I am trying to solve the following recursion $$ \sum _{i=1}^{n-1} -\mu (n-i)+\sum _{i=1}^{n-1} 2 i \mu (n-i)=(n-1)^2 (\mu (n)-1) \tag{1} $$
By increasing $n$ to $n+1$, we get $$ \sum _{i=1}^n -\mu (-i+n+1)+\sum _{i=1}^n 2 i \mu (-i+n+1)=n^2 (\mu (n+1)-1) \tag{2} $$ and then by shifting index, we get $$ \sum _{i=1}^{n-1} -\mu (n-i)+\sum _{i=1}^{n-1} 2 (i+1) \mu (n-i)+\mu (n)=n^2 (\mu (n+1)-1)\tag{3} $$ Taking the difference of (1) and (3), we arrive at $$ -2 \sum _{i=1}^{n-1} \mu (n-i)-\mu (n)=(n-1)^2 (\mu (n)-1)-n^2 (\mu (n+1)-1)\tag{4} $$
Replace $n$ by $n+1$ and shift index again, we get $$ (n+1)^2 \mu (n+2)+1= \\2 \sum _{i=1}^{n-1} \mu (n-i)+n^2 \mu (n+1)+2 \mu (n)+\mu (n+1)+2 n+2 \tag{5} $$ Then taking the difference between (4) and (5), we get $$ (n+1)^2 \mu (n+2)+(n-2) n \mu (n)=\left(2 n^2+1\right) \mu (n+1)+2 \tag{6}$$ This has a solution $$ \mu(n)=\frac{2}{3} H_{n-1}:=\frac{2}{3} \sum_{i=1}^{n-1} \frac{1}{i} $$ What bothers me is that this solution does not fit in the original equation (1)! How is this possible? I don't think I have made a mistake in the computations.

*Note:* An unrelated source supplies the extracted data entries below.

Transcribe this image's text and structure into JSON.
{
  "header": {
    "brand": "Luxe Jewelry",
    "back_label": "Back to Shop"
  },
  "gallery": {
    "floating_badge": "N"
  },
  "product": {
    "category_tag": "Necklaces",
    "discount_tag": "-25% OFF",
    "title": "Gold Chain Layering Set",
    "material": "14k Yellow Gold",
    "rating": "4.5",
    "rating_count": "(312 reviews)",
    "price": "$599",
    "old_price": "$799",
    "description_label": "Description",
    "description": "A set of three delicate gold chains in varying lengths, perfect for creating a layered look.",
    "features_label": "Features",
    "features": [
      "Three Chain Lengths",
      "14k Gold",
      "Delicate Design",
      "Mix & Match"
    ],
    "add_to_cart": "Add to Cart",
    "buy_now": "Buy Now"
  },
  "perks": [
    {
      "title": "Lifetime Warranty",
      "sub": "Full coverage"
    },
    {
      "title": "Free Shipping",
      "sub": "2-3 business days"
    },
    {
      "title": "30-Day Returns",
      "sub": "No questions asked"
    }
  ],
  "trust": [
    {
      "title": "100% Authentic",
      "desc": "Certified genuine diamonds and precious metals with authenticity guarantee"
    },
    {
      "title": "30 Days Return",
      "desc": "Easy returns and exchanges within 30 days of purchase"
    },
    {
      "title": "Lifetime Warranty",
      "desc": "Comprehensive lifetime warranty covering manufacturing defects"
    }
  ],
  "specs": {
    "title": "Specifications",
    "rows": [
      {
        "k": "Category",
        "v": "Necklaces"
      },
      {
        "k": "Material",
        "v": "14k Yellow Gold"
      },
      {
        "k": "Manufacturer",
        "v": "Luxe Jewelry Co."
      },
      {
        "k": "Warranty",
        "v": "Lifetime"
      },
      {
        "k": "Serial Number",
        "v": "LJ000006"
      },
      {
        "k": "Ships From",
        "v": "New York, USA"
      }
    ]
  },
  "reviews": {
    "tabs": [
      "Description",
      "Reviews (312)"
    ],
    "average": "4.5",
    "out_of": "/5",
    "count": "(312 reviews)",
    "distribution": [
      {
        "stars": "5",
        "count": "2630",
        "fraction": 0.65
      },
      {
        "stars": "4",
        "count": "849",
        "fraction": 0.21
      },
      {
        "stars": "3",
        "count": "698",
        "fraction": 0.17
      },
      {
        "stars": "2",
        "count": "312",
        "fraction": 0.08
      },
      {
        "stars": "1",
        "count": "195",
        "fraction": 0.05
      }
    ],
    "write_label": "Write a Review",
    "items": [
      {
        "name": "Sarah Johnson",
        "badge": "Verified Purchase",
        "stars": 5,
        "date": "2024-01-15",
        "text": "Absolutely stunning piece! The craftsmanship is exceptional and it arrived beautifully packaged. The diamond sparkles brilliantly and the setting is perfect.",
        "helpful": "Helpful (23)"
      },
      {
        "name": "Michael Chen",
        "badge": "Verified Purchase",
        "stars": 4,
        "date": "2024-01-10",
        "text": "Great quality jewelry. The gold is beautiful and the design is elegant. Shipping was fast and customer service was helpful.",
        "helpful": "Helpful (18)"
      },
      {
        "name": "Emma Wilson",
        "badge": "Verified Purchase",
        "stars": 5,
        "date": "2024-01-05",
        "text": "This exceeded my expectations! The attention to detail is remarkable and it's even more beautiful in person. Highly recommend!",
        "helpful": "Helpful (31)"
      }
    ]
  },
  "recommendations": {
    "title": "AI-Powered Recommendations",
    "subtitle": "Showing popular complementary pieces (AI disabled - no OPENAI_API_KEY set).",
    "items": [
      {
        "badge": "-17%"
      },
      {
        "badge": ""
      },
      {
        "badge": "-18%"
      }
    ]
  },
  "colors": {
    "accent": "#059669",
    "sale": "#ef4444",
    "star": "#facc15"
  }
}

The sums are $$ \sum _{i=1}^{n-1} -\mu (n-i)+\sum _{i=1}^{n-1} 2 i \mu (n-i)=(n-1)^2 (\mu (n)-1) \tag{1} $$ Your equation you have arrived $$ (n+1)^2\mu(n+2)-(2n^2+1)\mu(n+1)+n(n-2)\mu(n)-2=0\tag{eq} $$ Have indeed general solution $$ \mu(n)=-1+\frac{2}{3(n-1)}+\frac{2}{3}H_{n-2}+C_1+C_{2}\left(-\frac{1}{2}\psi^{(1)}(n-2)+\frac{\pi^2}{12}+\frac{-12+43n-46n^2+20n^3-3n^4}{4(2-3n+n^2)^2}\right)\tag{sol} $$ as long as $n\geq 3$. That is because for $n=1,2$ the solution has singularities at $n=1$ and $n=2$ ($n=2$ is also a curious point since $H_n=\sum_{1\leq n\leq n}k^{-1}$ and by convection we use $H_0=0$). It is like beeing solving a two order differential equation with no initial conditions. The solution it can be far away from what you might expecting. The Mathematica do its best. Its gives you $-1+\frac{2}{3(n-1)}+\frac{2}{3}H_{n-2}+C_1$ and not $C_1+\frac{2}{3}H_{n-1}$, to tell you that $n=1$ and $n=2$ are pathological cases. Hence for $n\geq 3$ the solution goes well. But for $n=1,2$ you have to define or give more input. The values at $n=1$ and $n=2$ are usefull for your computation of the sums you have. By demanding your sums to be in accordance to each other you can define $$ \mu(n)=\left\{\begin{array}{cc} c_1\textrm{ , for } n=1\\ c_2\textrm{ , for }n=2\\ 2/3H_{n-1}-1\textrm{ , for }n\geq 3 \end{array}\right\}\tag 2 $$
where $H_0=0$. Setting these into (eq) and (1), you take a solution: $c_1=-5/4$, $c_2=-1/4$.